THE SLOW DEMISE OF NETFLIX



I was a Netflix groupie of sorts. Back in the day. Contemporary history is comprised of weeks rather than decades. Our ADHD culture, fueled by dopamine acquired from smart phones, tablets and laptops, can blind us to what is happening in the actual world. If you sit in a dark room with your screen on, you can imagine it is day when it is night.

I bought my first Roku device just about 10 years ago. It was a liberator from the chains of cable TV and postal drudgery of Netflix DVD technology. Its comparatively lower cost and high quality were instant hits with me. This began my regular use of Netflix to stream. What a joy! Suddenly I had catalog access to international productions. Click and watch. No on-demand fees, no mailing, no getting scratched or broken DVD's of something I was looking forward to watching.

My romance with Roku evolved. I am now on my 4th-generation device. I would say I have been a loyal customer. And I am a fussy one. I have no complaints with Roku. Netflix is another matter.
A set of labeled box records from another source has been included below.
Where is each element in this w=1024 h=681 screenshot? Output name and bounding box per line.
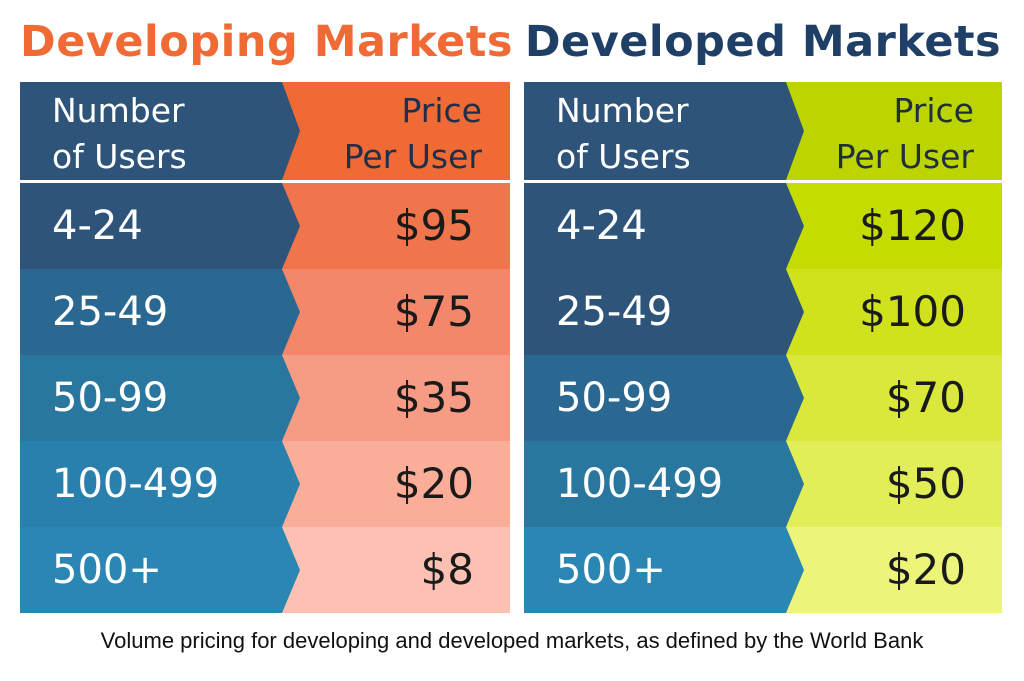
price-cell: $95 xyxy=(282,183,510,269)
users-range: 50-99 xyxy=(52,375,169,421)
price-cell: $70 xyxy=(786,355,1002,441)
price-per-user-line2: Per User xyxy=(343,137,482,176)
number-of-users-line2: of Users xyxy=(556,137,691,176)
users-range: 4-24 xyxy=(556,203,647,249)
users-cell: 4-24 xyxy=(524,183,804,269)
price-value: $75 xyxy=(393,287,474,336)
price-cell: $75 xyxy=(282,269,510,355)
table-row: 25-49 $100 xyxy=(524,269,1002,355)
price-cell: $35 xyxy=(282,355,510,441)
number-of-users-header-text: Number of Users xyxy=(556,88,691,180)
table-row: 25-49 $75 xyxy=(20,269,510,355)
number-of-users-header: Number of Users xyxy=(20,82,300,180)
price-value: $50 xyxy=(885,459,966,508)
developing-markets-panel: Developing Markets Number of Users Price… xyxy=(20,0,513,613)
users-range: 4-24 xyxy=(52,203,143,249)
table-row: 100-499 $20 xyxy=(20,441,510,527)
users-range: 500+ xyxy=(52,547,162,593)
table-header-row: Number of Users Price Per User xyxy=(524,82,1002,183)
price-per-user-header-text: Price Per User xyxy=(836,88,974,180)
table-row: 4-24 $120 xyxy=(524,183,1002,269)
price-value: $35 xyxy=(393,373,474,422)
developed-markets-title: Developed Markets xyxy=(524,17,1002,67)
table-row: 100-499 $50 xyxy=(524,441,1002,527)
price-per-user-line1: Price xyxy=(893,91,974,130)
price-cell: $50 xyxy=(786,441,1002,527)
figure-caption: Volume pricing for developing and develo… xyxy=(100,628,924,653)
number-of-users-line1: Number xyxy=(52,91,185,130)
users-cell: 4-24 xyxy=(20,183,300,269)
price-value: $120 xyxy=(859,201,966,250)
table-header-row: Number of Users Price Per User xyxy=(20,82,510,183)
users-cell: 500+ xyxy=(20,527,300,613)
table-row: 50-99 $35 xyxy=(20,355,510,441)
users-cell: 50-99 xyxy=(524,355,804,441)
price-value: $20 xyxy=(393,459,474,508)
table-row: 4-24 $95 xyxy=(20,183,510,269)
price-per-user-line1: Price xyxy=(401,91,482,130)
price-per-user-line2: Per User xyxy=(835,137,974,176)
price-per-user-header: Price Per User xyxy=(786,82,1002,180)
users-range: 100-499 xyxy=(556,461,724,507)
users-range: 25-49 xyxy=(556,289,673,335)
users-cell: 25-49 xyxy=(20,269,300,355)
price-per-user-header-text: Price Per User xyxy=(344,88,482,180)
users-cell: 500+ xyxy=(524,527,804,613)
price-value: $100 xyxy=(859,287,966,336)
price-value: $70 xyxy=(885,373,966,422)
developing-markets-table: Number of Users Price Per User 4-24 $95 … xyxy=(20,82,510,613)
developed-markets-panel: Developed Markets Number of Users Price … xyxy=(524,0,1002,613)
price-value: $8 xyxy=(420,545,474,594)
price-cell: $20 xyxy=(282,441,510,527)
number-of-users-line2: of Users xyxy=(52,137,187,176)
table-row: 50-99 $70 xyxy=(524,355,1002,441)
users-cell: 25-49 xyxy=(524,269,804,355)
table-row: 500+ $20 xyxy=(524,527,1002,613)
table-row: 500+ $8 xyxy=(20,527,510,613)
price-value: $95 xyxy=(393,201,474,250)
price-cell: $100 xyxy=(786,269,1002,355)
users-range: 25-49 xyxy=(52,289,169,335)
price-cell: $120 xyxy=(786,183,1002,269)
price-cell: $8 xyxy=(282,527,510,613)
developed-markets-table: Number of Users Price Per User 4-24 $120… xyxy=(524,82,1002,613)
number-of-users-header: Number of Users xyxy=(524,82,804,180)
number-of-users-line1: Number xyxy=(556,91,689,130)
users-cell: 50-99 xyxy=(20,355,300,441)
users-range: 100-499 xyxy=(52,461,220,507)
users-cell: 100-499 xyxy=(20,441,300,527)
number-of-users-header-text: Number of Users xyxy=(52,88,187,180)
users-cell: 100-499 xyxy=(524,441,804,527)
developing-markets-title: Developing Markets xyxy=(20,17,513,67)
price-value: $20 xyxy=(885,545,966,594)
price-cell: $20 xyxy=(786,527,1002,613)
price-per-user-header: Price Per User xyxy=(282,82,510,180)
users-range: 500+ xyxy=(556,547,666,593)
users-range: 50-99 xyxy=(556,375,673,421)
I have ventured into the dark realm of Amazon Prime. Unlike Netflix, Amazon Prime charges $100 annual service fee for the privilege of watching their B-quality content. They then seduce you into on-demand fees for the good stuff. You know, like those killer apps which work great except for the hijacking commercial screens on your Android device. After enough harassment, you might plunk down the $2.99 just to get rid of the advertisements.

So, I got rid of Amazon Prime after a trial. Jeff Bezos doesn't need my money for nothing special in return. Been there and done that with cable TV.
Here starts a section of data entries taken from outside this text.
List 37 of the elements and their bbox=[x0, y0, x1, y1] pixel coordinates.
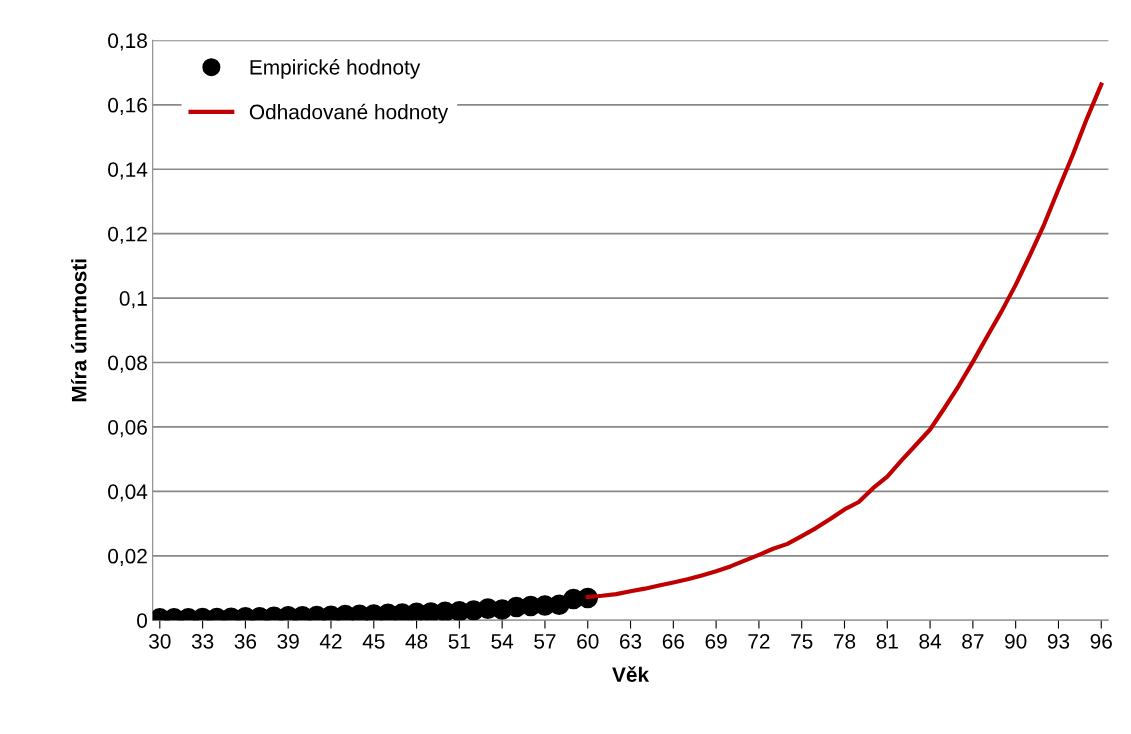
x-tick-label: 60 bbox=[577, 633, 599, 649]
x-tick-label: 51 bbox=[448, 634, 470, 649]
legend-label: Odhadované hodnoty bbox=[249, 103, 449, 124]
y-tick-label: 0 bbox=[137, 613, 148, 628]
x-tick-label: 93 bbox=[1047, 633, 1070, 649]
y-tick-label: 0,18 bbox=[108, 33, 147, 51]
y-axis-title: Míra úmrtnosti bbox=[71, 259, 87, 402]
x-tick-label: 30 bbox=[149, 633, 171, 649]
x-tick-label: 87 bbox=[962, 633, 984, 649]
x-tick-label: 78 bbox=[833, 633, 856, 649]
x-tick-label: 39 bbox=[277, 633, 299, 649]
y-tick-label: 0,12 bbox=[108, 226, 147, 244]
x-tick-label: 48 bbox=[405, 633, 428, 649]
x-tick-label: 57 bbox=[534, 634, 556, 649]
legend-label: Empirické hodnoty bbox=[250, 59, 421, 79]
x-tick-label: 81 bbox=[876, 633, 898, 649]
x-tick-label: 42 bbox=[319, 633, 342, 649]
y-tick-label: 0,06 bbox=[108, 419, 147, 438]
y-tick-label: 0,1 bbox=[119, 291, 147, 309]
y-tick-label: 0,04 bbox=[108, 484, 148, 502]
x-tick-label: 36 bbox=[234, 633, 257, 649]
x-tick-label: 69 bbox=[705, 633, 727, 649]
y-tick-label: 0,02 bbox=[108, 548, 147, 567]
x-tick-label: 75 bbox=[791, 634, 813, 649]
x-tick-label: 90 bbox=[1005, 633, 1027, 649]
x-tick-label: 33 bbox=[191, 633, 214, 649]
x-axis-title: Věk bbox=[612, 666, 650, 683]
x-tick-label: 66 bbox=[662, 633, 684, 649]
y-tick-label: 0,14 bbox=[108, 162, 148, 180]
x-tick-label: 84 bbox=[919, 633, 942, 649]
x-tick-label: 63 bbox=[620, 633, 642, 649]
y-tick-label: 0,08 bbox=[108, 355, 147, 373]
x-tick-label: 45 bbox=[362, 634, 385, 649]
x-tick-label: 72 bbox=[748, 633, 770, 649]
y-tick-label: 0,16 bbox=[108, 97, 147, 116]
x-tick-label: 96 bbox=[1090, 633, 1112, 649]
x-tick-label: 54 bbox=[491, 634, 514, 649]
Back to Netflix and my waning enthusiasm. After rejecting dozens of Turkish soap operas one evening, my frustration with the content was building. As a gay man, I am not going to patronize the media of a nation which is sliding back to orthodox, homophobic religion of any variety. I looked for French content. What was available was disturbingly Hollywood-TV rip-off. The Spanish content was the same. Cheesy detective plots interlaced with frustrated cop-on-cop romance. I assume some algorithm has projected high female viewing stats for these. The men are quite attractive, I'll admit. 

The Asian content ranges from predictable martial choreography to Chinese imperial myths to fairly accurate imitations of Hollywood 1950's cine noir. The South Korean productions outrank the Chinese in my opinion. They are gritty and fatalistic. The Mainland Chinese productions tend to an unrealistic morality, hardly reflected in the real nation's attitudes toward human rights. 
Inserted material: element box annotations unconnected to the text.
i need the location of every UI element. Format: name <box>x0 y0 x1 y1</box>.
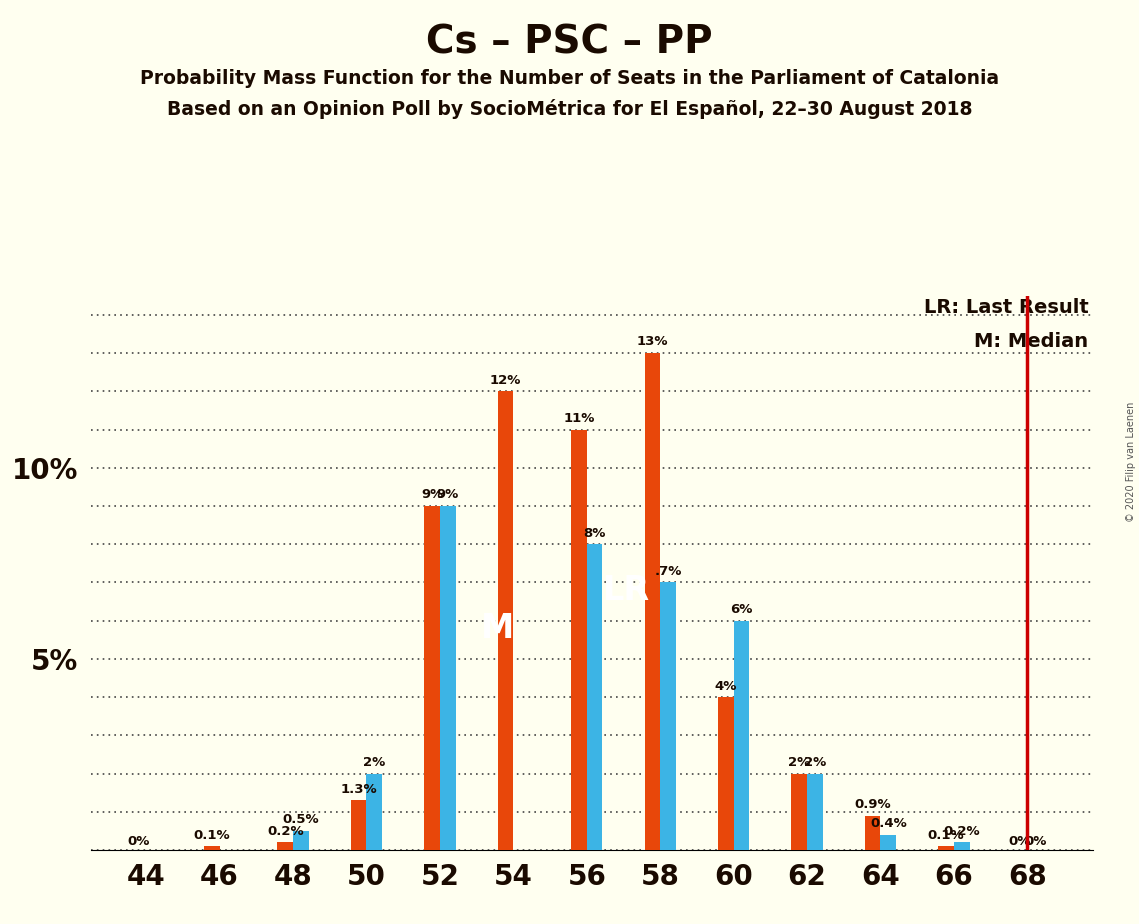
Bar <box>792 773 808 850</box>
Bar <box>939 846 954 850</box>
Bar <box>880 834 896 850</box>
Text: 12%: 12% <box>490 373 522 386</box>
Bar <box>954 843 969 850</box>
Bar <box>865 816 880 850</box>
Text: LR: Last Result: LR: Last Result <box>924 298 1089 318</box>
Text: 2%: 2% <box>804 756 826 769</box>
Text: M: Median: M: Median <box>974 332 1089 351</box>
Text: Probability Mass Function for the Number of Seats in the Parliament of Catalonia: Probability Mass Function for the Number… <box>140 69 999 89</box>
Bar <box>661 582 675 850</box>
Text: .7%: .7% <box>654 565 682 578</box>
Text: Based on an Opinion Poll by SocioMétrica for El Español, 22–30 August 2018: Based on an Opinion Poll by SocioMétrica… <box>166 99 973 119</box>
Bar <box>718 697 734 850</box>
Text: 0.2%: 0.2% <box>943 825 980 838</box>
Text: 9%: 9% <box>421 489 443 502</box>
Bar <box>425 506 440 850</box>
Text: 0.1%: 0.1% <box>194 829 230 842</box>
Text: 0.1%: 0.1% <box>928 829 965 842</box>
Bar <box>498 391 514 850</box>
Text: 0%: 0% <box>128 835 149 848</box>
Bar <box>351 800 367 850</box>
Text: 2%: 2% <box>788 756 810 769</box>
Bar <box>587 544 603 850</box>
Bar <box>440 506 456 850</box>
Text: 0.2%: 0.2% <box>267 825 304 838</box>
Text: 0%: 0% <box>1008 835 1031 848</box>
Text: 4%: 4% <box>714 679 737 693</box>
Text: 8%: 8% <box>583 527 606 540</box>
Text: Cs – PSC – PP: Cs – PSC – PP <box>426 23 713 61</box>
Bar <box>293 831 309 850</box>
Text: M: M <box>481 612 515 645</box>
Text: 0.4%: 0.4% <box>870 817 907 830</box>
Bar <box>808 773 822 850</box>
Bar <box>645 353 661 850</box>
Bar <box>734 621 749 850</box>
Text: © 2020 Filip van Laenen: © 2020 Filip van Laenen <box>1126 402 1136 522</box>
Bar <box>204 846 220 850</box>
Bar <box>571 430 587 850</box>
Text: 2%: 2% <box>363 756 385 769</box>
Text: 6%: 6% <box>730 603 753 616</box>
Text: LR: LR <box>603 574 650 606</box>
Text: 0.9%: 0.9% <box>854 798 891 811</box>
Text: 13%: 13% <box>637 335 669 348</box>
Text: 9%: 9% <box>436 489 459 502</box>
Text: 0%: 0% <box>1024 835 1047 848</box>
Bar <box>367 773 382 850</box>
Text: 11%: 11% <box>564 412 595 425</box>
Text: 1.3%: 1.3% <box>341 783 377 796</box>
Text: 0.5%: 0.5% <box>282 813 319 826</box>
Bar <box>278 843 293 850</box>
The demise of Netflix's ground-breaking quality of content is most evident in American and British offerings. The slow creep of neo-feminist and Far Left ideologies into the writing is less than subtle. In fairness, perhaps no more evident than it is in Hollywood-generated cable TV. But the edge is blunted in most of the content. It strikes me as fitting that the superhero genre is one of the last hold-outs. It appears it takes a superhero's pitch to get anything on the air which does not smell of political correctness from the Far Left perspective. 

Perhaps the smartest content comes from Norway, Germany and Denmark. Tykwer's Babylon Berlin is an encouraging return from the hideous Sense 8 with its sappy pseudo-religious globalist message. When a gay man like me cannot bear to watch something with the stunning men of Sense 8, you know it's a troubled project. Norway's Occupied is an extremely intelligent representation of modern global politics, controlled by corporate interests. Denmark's Rita is one of the most intelligent sitcoms I have every seen. Its simplicity and emotional honesty are exemplary. 

Mediocrity invades any wonderful human process eventually. This is accelerated by human greed. There are more uneducated and immature consumers than intelligent ones in any market. Just spend some time reading the ingredients of most food in your local supermarket. The very rich minority don't eat packaged bread. They eat in Michelin restaurants and have their own chefs at home. They also go to Broadway, Cannes and Sundance for the best entertainment experiences. Being intelligent and not very rich as a media consumer is becoming a descent into the mediocre by default. Perhaps this is how all great cultures eventually die.